Resettling and providing displaced persons lifeline like, training, provision of farming implements and fertilizer, so that even while living in displaced areas,they could engage in small scale farming activities.
The most profound effect of the COVID-19 pandemic is the distortion of economies around the globe, as unemployment soars, governments provided palliatives in different forms to cushion its effect. In Nigeria however, as seen recently, palliatives meant for the most vulnerable were hoarded by state governors for some opaque reasons.
Food insecurity, when allowed to fester for long has some ripple effects, one of which is famine. Therefore, the connection between human insecurity and food insecurity has now been firmly established. For years, scholars have warned of the grave danger of allowing insecurity thrive, the manifestation or reality is staring us right in the face.
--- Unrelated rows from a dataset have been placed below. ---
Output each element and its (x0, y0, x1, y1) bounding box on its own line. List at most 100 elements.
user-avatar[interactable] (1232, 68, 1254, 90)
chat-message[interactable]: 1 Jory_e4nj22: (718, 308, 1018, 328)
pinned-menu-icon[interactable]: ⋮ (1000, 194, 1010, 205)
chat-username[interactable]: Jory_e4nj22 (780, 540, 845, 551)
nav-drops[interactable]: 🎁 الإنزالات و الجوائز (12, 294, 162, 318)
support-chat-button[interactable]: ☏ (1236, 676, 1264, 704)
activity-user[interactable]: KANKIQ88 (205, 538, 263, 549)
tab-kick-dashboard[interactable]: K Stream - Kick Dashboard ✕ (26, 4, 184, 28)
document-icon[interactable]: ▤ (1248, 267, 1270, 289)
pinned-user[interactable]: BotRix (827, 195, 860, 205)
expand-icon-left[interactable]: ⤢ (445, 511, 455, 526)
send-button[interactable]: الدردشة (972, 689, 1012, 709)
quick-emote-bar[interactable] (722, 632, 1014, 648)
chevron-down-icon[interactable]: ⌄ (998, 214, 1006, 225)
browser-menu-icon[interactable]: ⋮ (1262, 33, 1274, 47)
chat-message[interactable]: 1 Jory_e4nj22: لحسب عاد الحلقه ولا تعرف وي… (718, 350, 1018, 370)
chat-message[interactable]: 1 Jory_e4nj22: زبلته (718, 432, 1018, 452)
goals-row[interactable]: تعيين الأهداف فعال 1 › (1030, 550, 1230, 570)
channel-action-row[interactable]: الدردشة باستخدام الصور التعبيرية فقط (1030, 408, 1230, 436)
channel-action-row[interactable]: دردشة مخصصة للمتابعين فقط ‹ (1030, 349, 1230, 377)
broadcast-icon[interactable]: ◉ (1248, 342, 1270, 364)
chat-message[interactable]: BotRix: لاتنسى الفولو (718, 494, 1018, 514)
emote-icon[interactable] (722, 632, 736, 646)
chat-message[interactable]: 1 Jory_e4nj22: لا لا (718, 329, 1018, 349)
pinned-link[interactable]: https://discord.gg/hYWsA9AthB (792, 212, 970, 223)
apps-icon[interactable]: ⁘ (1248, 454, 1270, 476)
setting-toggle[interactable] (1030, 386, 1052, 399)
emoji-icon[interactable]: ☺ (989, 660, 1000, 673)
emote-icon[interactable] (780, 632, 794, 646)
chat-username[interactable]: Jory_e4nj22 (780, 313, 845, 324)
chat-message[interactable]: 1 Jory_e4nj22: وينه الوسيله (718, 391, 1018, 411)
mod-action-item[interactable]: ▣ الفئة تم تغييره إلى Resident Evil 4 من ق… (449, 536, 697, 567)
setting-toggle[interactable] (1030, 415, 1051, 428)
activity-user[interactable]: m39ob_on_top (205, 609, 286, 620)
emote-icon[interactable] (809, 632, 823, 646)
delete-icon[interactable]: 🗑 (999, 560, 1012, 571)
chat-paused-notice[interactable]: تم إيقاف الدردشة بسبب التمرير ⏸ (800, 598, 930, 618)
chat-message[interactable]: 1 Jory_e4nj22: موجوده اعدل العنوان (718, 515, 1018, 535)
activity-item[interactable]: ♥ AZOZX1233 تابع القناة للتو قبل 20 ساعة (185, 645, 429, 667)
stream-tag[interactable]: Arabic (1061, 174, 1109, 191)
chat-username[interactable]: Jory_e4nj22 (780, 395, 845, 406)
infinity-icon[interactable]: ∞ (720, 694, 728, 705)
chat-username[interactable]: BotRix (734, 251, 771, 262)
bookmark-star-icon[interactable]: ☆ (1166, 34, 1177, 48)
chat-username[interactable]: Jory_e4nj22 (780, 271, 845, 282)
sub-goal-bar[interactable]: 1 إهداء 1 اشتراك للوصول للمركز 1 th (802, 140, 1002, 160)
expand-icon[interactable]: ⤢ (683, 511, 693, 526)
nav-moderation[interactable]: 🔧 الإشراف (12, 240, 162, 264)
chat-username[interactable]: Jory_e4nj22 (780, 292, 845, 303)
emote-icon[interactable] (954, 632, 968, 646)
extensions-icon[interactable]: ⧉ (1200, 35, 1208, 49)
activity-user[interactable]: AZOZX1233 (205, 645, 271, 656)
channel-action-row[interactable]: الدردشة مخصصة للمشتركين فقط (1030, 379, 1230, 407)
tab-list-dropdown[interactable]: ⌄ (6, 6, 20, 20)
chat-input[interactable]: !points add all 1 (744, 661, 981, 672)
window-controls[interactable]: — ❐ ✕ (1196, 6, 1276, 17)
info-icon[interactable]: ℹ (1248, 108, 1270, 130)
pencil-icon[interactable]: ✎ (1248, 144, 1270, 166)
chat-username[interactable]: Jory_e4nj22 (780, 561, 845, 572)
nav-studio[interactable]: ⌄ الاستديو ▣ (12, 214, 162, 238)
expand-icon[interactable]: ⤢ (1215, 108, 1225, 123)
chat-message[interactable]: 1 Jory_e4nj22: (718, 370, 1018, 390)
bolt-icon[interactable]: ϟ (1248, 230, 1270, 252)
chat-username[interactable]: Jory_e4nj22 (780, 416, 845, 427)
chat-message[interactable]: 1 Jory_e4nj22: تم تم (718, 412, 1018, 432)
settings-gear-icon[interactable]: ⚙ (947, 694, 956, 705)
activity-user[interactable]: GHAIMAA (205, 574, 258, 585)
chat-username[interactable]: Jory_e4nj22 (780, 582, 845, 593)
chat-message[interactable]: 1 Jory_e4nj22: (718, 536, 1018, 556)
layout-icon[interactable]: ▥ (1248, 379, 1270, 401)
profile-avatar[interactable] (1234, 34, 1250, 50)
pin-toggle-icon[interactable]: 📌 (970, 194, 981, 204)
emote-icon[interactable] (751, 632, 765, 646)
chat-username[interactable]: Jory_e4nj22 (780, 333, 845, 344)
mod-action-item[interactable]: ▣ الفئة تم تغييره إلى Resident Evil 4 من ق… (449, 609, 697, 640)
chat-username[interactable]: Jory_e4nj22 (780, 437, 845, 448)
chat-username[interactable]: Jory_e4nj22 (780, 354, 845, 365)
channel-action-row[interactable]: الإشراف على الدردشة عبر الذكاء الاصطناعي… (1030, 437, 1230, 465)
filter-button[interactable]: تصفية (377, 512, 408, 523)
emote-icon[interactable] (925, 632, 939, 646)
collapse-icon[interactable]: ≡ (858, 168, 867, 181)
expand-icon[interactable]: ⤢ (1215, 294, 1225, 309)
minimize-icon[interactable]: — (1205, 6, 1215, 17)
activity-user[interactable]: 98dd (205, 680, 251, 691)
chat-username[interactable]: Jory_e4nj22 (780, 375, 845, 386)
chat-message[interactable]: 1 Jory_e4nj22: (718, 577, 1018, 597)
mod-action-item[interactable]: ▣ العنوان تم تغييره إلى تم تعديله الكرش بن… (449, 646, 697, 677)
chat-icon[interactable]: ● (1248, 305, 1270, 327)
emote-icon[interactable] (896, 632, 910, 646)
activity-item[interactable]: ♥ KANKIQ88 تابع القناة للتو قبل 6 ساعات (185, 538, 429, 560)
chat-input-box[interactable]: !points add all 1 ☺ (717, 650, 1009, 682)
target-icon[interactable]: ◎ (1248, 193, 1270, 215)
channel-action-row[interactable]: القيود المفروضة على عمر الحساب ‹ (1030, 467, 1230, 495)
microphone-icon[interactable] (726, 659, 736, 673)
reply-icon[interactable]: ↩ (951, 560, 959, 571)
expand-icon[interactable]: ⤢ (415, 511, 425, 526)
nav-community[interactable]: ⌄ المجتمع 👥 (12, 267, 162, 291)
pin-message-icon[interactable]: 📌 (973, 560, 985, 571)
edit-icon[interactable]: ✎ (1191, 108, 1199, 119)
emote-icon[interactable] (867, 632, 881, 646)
Any effort(s) by government to intervene, or attain food security and self-sufficiency will be counterproductive so long as security of lives and properties is left unattended to, or politicised as seen in Nigeria.
When governors of the 19 northern states met in Kaduna a few days ago, the expectation was that insecurity, education, almajiri system and street begging, among others would dominate.
But, sadly, an uninspiring communique at the end of the meeting showed their concern was more on how to regulate social media and other mundane issues.
We cannot, as it were, stomach two-headed catastrophes simultaneously — human insecurity and food insecurity in the region and elsewhere! The stakes are way too high and no one would survive the impact.